I’ll push that button then.
Some books do not belong in public libraries or in school libraries. Period. Some books simply ARE inappropriate for given age groups. Some books are simply inappropriate for the information they make available, or the content they extoll.
My local taxes pay for my local library as do my donations. I, as a citizen, have a right to help shape what is and is not PUBLICALLY available through that venue.
What gets my panties in a knot is when people confuse “challenging a book in a school library” and “Government Censorship”. I don’t any child of mine to be able to walk into their elementry school library and check out this month’s Playboy Magazine, or “The Joy of Sex”. Perhaps those might have a place in a public library, but what does a school aged child need with a copy of “The Story of O”?

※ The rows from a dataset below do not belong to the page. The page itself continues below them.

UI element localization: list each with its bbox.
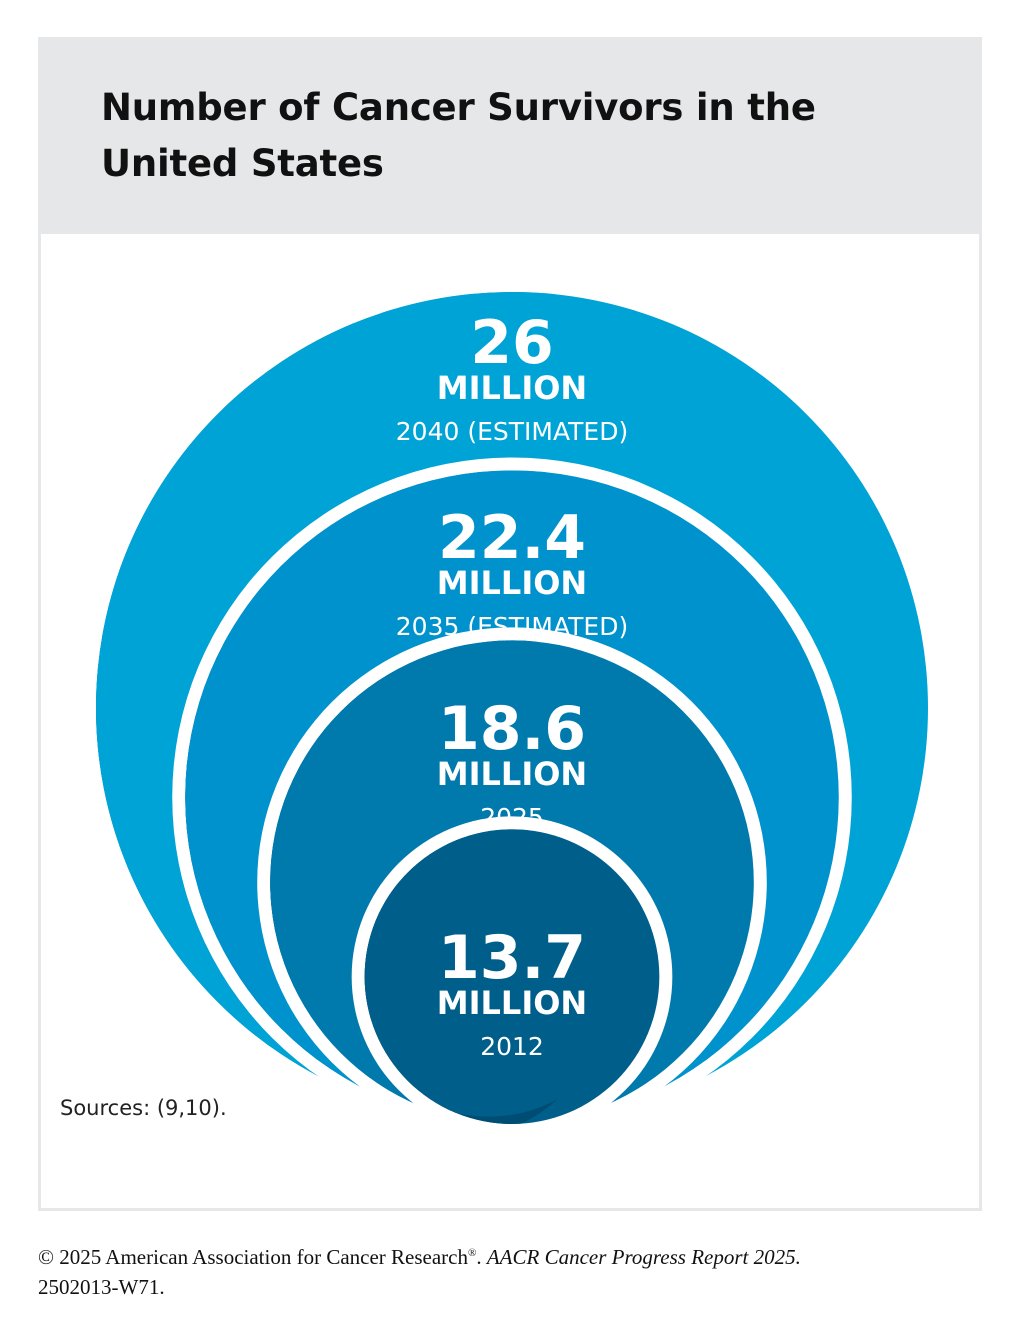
year-label: 2035 (ESTIMATED) [396,612,628,641]
unit-label: MILLION [437,564,587,602]
report-name: AACR Cancer Progress Report 2025. [486,1245,801,1269]
registered-mark: ® [468,1247,477,1259]
footer-separator: . [476,1245,487,1269]
circle-highlight [364,829,635,1117]
unit-label: MILLION [437,369,587,407]
copyright-footer: © 2025 American Association for Cancer R… [38,1238,988,1302]
circles-layer [83,279,941,1137]
sources-note: Sources: (9,10). [60,1096,227,1120]
data-value-label: 13.7 [438,923,586,993]
unit-label: MILLION [437,984,587,1022]
year-label: 2012 [480,1032,544,1061]
data-value-label: 18.6 [438,694,586,764]
data-value-label: 22.4 [438,503,586,573]
chart-title: Number of Cancer Survivors in the United… [101,86,816,185]
data-value-label: 26 [470,308,554,378]
copyright-text: © 2025 American Association for Cancer R… [38,1245,468,1269]
unit-label: MILLION [437,755,587,793]
figure-code: 2502013-W71. [38,1275,165,1299]
year-label: 2040 (ESTIMATED) [396,417,628,446]
year-label: 2025 [480,803,544,832]
header-band: Number of Cancer Survivors in the United… [41,40,979,234]
circle-2012 [351,816,673,1137]
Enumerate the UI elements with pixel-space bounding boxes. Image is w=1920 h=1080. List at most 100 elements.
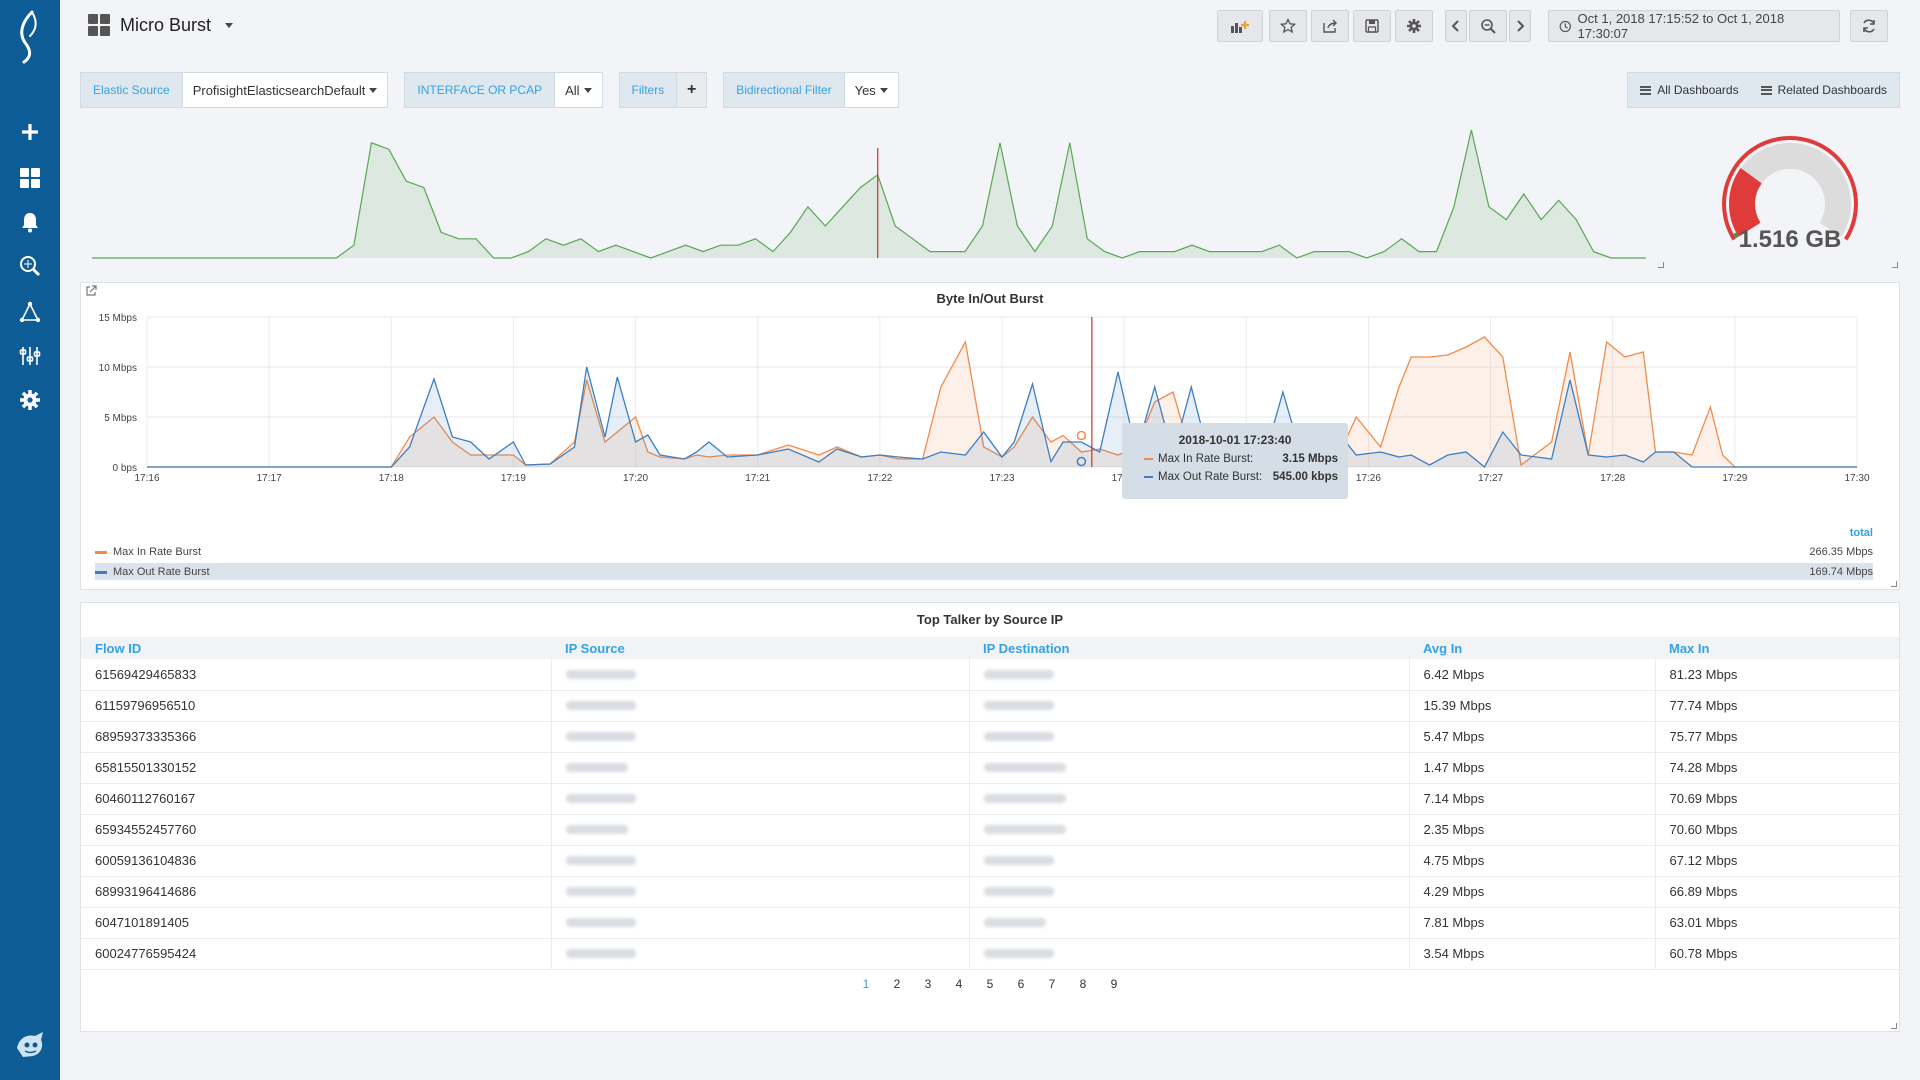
add-panel-button[interactable]	[1217, 10, 1263, 42]
refresh-button[interactable]	[1850, 10, 1888, 42]
dashboard-links: All Dashboards Related Dashboards	[1627, 72, 1900, 108]
settings-button[interactable]	[1395, 10, 1433, 42]
elastic-source-select[interactable]: ProfisightElasticsearchDefault	[182, 72, 389, 108]
gear-icon	[1407, 19, 1421, 33]
table-row[interactable]: 61569429465833 6.42 Mbps 81.23 Mbps	[81, 659, 1899, 691]
time-range-text: Oct 1, 2018 17:15:52 to Oct 1, 2018 17:3…	[1577, 11, 1785, 41]
plus-icon[interactable]	[18, 120, 42, 144]
table-cell: 2.35 Mbps	[1409, 814, 1656, 846]
table-row[interactable]: 60024776595424 3.54 Mbps 60.78 Mbps	[81, 938, 1899, 970]
zoom-out-button[interactable]	[1469, 10, 1507, 42]
redacted-ip-destination	[983, 732, 1054, 741]
sidebar	[0, 0, 60, 1080]
redacted-ip-destination	[983, 763, 1066, 772]
table-cell: 70.69 Mbps	[1655, 783, 1899, 815]
column-header[interactable]: Avg In	[1409, 637, 1655, 659]
chevron-left-icon	[1451, 20, 1459, 32]
time-forward-button[interactable]	[1509, 10, 1531, 42]
table-cell: 65934552457760	[81, 814, 552, 846]
chart-tooltip: 2018-10-01 17:23:40 Max In Rate Burst: 3…	[1122, 423, 1348, 499]
table-row[interactable]: 65934552457760 2.35 Mbps 70.60 Mbps	[81, 814, 1899, 846]
dashboard-picker[interactable]: Micro Burst	[88, 14, 234, 36]
table-row[interactable]: 61159796956510 15.39 Mbps 77.74 Mbps	[81, 690, 1899, 722]
bell-icon[interactable]	[18, 210, 42, 234]
table-row[interactable]: 65815501330152 1.47 Mbps 74.28 Mbps	[81, 752, 1899, 784]
page-1[interactable]: 1	[862, 977, 870, 991]
redacted-ip-destination	[983, 918, 1046, 927]
user-avatar-icon[interactable]	[13, 1028, 47, 1062]
gauge-chart	[1722, 135, 1858, 241]
external-link-icon[interactable]	[85, 285, 97, 297]
legend-item-in[interactable]: Max In Rate Burst	[95, 546, 1873, 558]
column-header[interactable]: Flow ID	[81, 637, 551, 659]
page-2[interactable]: 2	[893, 977, 901, 991]
legend-item-out[interactable]: Max Out Rate Burst	[95, 566, 210, 578]
page-5[interactable]: 5	[986, 977, 994, 991]
redacted-ip-source	[565, 669, 636, 679]
topology-icon[interactable]	[18, 300, 42, 324]
tooltip-label: Max Out Rate Burst:	[1158, 471, 1263, 483]
gear-icon[interactable]	[18, 388, 42, 412]
table-row[interactable]: 68993196414686 4.29 Mbps 66.89 Mbps	[81, 876, 1899, 908]
explore-icon[interactable]	[18, 254, 42, 278]
table-cell	[551, 721, 970, 753]
table-cell: 4.75 Mbps	[1409, 845, 1656, 877]
legend-swatch	[1144, 458, 1153, 460]
zoom-out-icon	[1481, 19, 1496, 34]
x-tick-label: 17:28	[1600, 473, 1625, 484]
save-icon	[1365, 19, 1379, 33]
table-row[interactable]: 60460112760167 7.14 Mbps 70.69 Mbps	[81, 783, 1899, 815]
star-icon	[1280, 18, 1296, 34]
table-row[interactable]: 68959373335366 5.47 Mbps 75.77 Mbps	[81, 721, 1899, 753]
dashboard-grid-icon[interactable]	[18, 166, 42, 190]
time-range-picker[interactable]: Oct 1, 2018 17:15:52 to Oct 1, 2018 17:3…	[1548, 10, 1840, 42]
column-header[interactable]: IP Destination	[969, 637, 1409, 659]
chevron-right-icon	[1517, 20, 1525, 32]
bidirectional-select[interactable]: Yes	[844, 72, 899, 108]
page-7[interactable]: 7	[1048, 977, 1056, 991]
table-row[interactable]: 6047101891405 7.81 Mbps 63.01 Mbps	[81, 907, 1899, 939]
chevron-down-icon	[369, 87, 378, 93]
resize-handle[interactable]	[1658, 262, 1664, 268]
logo-icon[interactable]	[12, 8, 48, 64]
add-filter-button[interactable]: +	[677, 72, 708, 108]
table-cell: 61159796956510	[81, 690, 552, 722]
y-tick-label: 10 Mbps	[99, 363, 137, 374]
hover-point-out	[1076, 456, 1087, 467]
table-cell: 3.54 Mbps	[1409, 938, 1656, 970]
page-8[interactable]: 8	[1079, 977, 1087, 991]
star-button[interactable]	[1269, 10, 1307, 42]
time-back-button[interactable]	[1445, 10, 1467, 42]
table-cell: 67.12 Mbps	[1655, 845, 1899, 877]
table-cell	[969, 783, 1410, 815]
table-header-row: Flow ID IP Source IP Destination Avg In …	[81, 637, 1899, 659]
table-cell: 6047101891405	[81, 907, 552, 939]
legend-total-in: 266.35 Mbps	[1809, 546, 1873, 558]
page-3[interactable]: 3	[924, 977, 932, 991]
template-variables: Elastic Source ProfisightElasticsearchDe…	[80, 72, 899, 108]
sparkline-line	[92, 129, 1646, 259]
page-6[interactable]: 6	[1017, 977, 1025, 991]
redacted-ip-destination	[983, 794, 1066, 803]
var-label: Filters	[618, 72, 678, 108]
table-cell	[969, 690, 1410, 722]
related-dashboards-link[interactable]: Related Dashboards	[1760, 83, 1887, 97]
resize-handle[interactable]	[1892, 262, 1898, 268]
table-row[interactable]: 60059136104836 4.75 Mbps 67.12 Mbps	[81, 845, 1899, 877]
resize-handle[interactable]	[1891, 1023, 1897, 1029]
sparkline-chart[interactable]	[80, 120, 1666, 270]
save-button[interactable]	[1353, 10, 1391, 42]
share-button[interactable]	[1311, 10, 1349, 42]
column-header[interactable]: IP Source	[551, 637, 969, 659]
column-header[interactable]: Max In	[1655, 637, 1899, 659]
resize-handle[interactable]	[1891, 581, 1897, 587]
redacted-ip-source	[565, 794, 636, 803]
all-dashboards-link[interactable]: All Dashboards	[1640, 83, 1739, 97]
gauge-value: 1.516 GB	[1738, 226, 1842, 253]
page-9[interactable]: 9	[1110, 977, 1118, 991]
interface-select[interactable]: All	[555, 72, 603, 108]
page-4[interactable]: 4	[955, 977, 963, 991]
sliders-icon[interactable]	[18, 344, 42, 368]
table-cell: 1.47 Mbps	[1409, 752, 1656, 784]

I would never dream to deny these to an adult, but that’s not what this is nessecarily about. The reality is that sometimes schools just should not make any book a child asks for available. There are PLENTY of other books that the school can stock and PLENTY of other means for those same kids to get those books, such as THROUGH their parents.
Heck, I actually suggested our High School library stop stocking the book “Salem Falls”. I found it an interesting read, but I found it questionable that they kept a book on a shelf where the protaganist is twice falsly accused of having sex with a teenaged girl and is punished repeatedly for it. Why should we be handing teen girls a “manual” on how to get a male teacher fired?
Sorry to dissagree with many here, but America is not nessecarily about letting our kids read whatever they want when they want; part of it is about respecting my right as a parent to control what my CHILD sees and reads.